Scripta manent
È meglio un altro Giro d'Italia

di Gian Paolo Porreca

Dovremmo augurare buon Giro a tutti. Buon Giro 2006, innanzitutto, a Damiano Cunego che vince il Giro del Trentino e vola letteralmente di corsa alla Liegi-Bastogne-Liegi, per tuffarsi a respirare già l’aria di quella partenza da Seraing, e di quella atmosfera ciclofila senza riserve di campanile in stile calcio, che rinvigorirà in Belgio i primi giorni della prossima corsa rosa.
Dovremmo augurare buon Giro a Gilberto Simoni ed alla sua aria così poco metropolitana, così montanara, così da tavoli di legno, che non si usa più, nei migliori salotti della diplomazia o del bon ton o dell’ipocrisia, fate voi.

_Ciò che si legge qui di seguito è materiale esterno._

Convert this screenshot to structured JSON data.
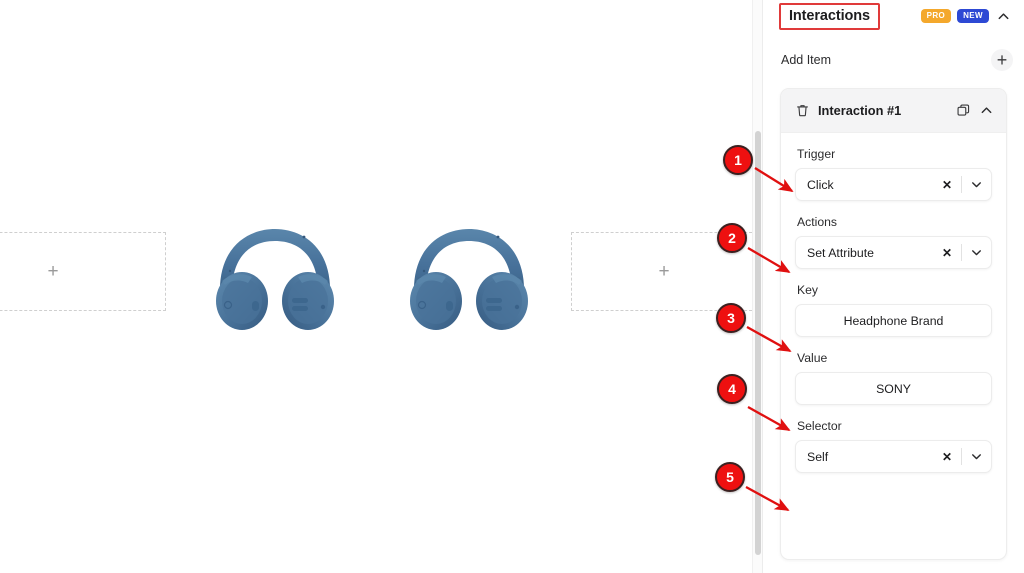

Dovremmo augurare buon Giro a Danilo Di Luca, perché la sua eclisse di sole o di luna, e quell’ascesso dentario più volte infiammato, abbia a tramontare nella luce.
Dovremmo augurare buon Giro a Paolo Savoldelli, perché il Giro, e non solo la vita, dovrebbe essere per tutti solo in discesa.
Ed a Josè Rujano, per i motivi di segno diametralmente opposto: perché ad ogni discesa faccia invece seguito una salita, con quel che ne consegue, di solitudine ed illuminazione.
Ed a Ivan Basso, che si propone così discretamente, il decoro di un laureato e mai l’arroganza di un tycoon, alla ribalta di un Giro, che non sia concettualmente pre-Tour, o pro-Tour: con il sogno di quanti ne apprezzano come noi i risvolti gimondiani, di celare in animo, e non solo nei muscoli, la vocazione ad una accoppiata.

Buon Giro, dovremmo dire, ancora, a chi ha organizzato: perdonato suvvia, senza problemi, la secessione dal Sud. D’altronde, se basta il Nord ed il Centro Italia, ed un po’ di Belgio, a fare una grande corsa o a fare grande una corsa, ohibò, ma sai chi se ne può fregare del Sud e dei patetici diseredati che guardano dal basso, faziosi loro al massimo, mica provinciali gli altri...
Buon Giro, dovremmo dire: come si dicesse, per proprietà transitiva, buon ciclismo, di maggio, di bella stagione, di colori e fiori e belle fanciulle sulle sponde della corsa.

Ma noi, il 21 aprile di quest’anno, non ce la facciamo. Noi - e noi per giunta del Sud - con questa ultimissima doping-connection che parte, o sembra partire, come quella del Giro 2001, da ciclisti del Sud, dalla Campania propria, ad augurare qualcosa non ce la facciamo.
Altri giovani, oggi Scotto d’Abusco e Cavaliere, dopo i Romano ed i Varriale di ieri, tradiscono, si fanno male: ci fanno, forse anche egoisticamente, troppo male. E che per le palestre di Torre Annunziata o di Angri siano passati, via filo, anche Riccò e Trenti, come si è detto, non è consolante più di tanto. Essere peggiori o non essere diversi, in certe situazioni è un delitto analogo: con aggravanti personali, difficilmente perdonabili.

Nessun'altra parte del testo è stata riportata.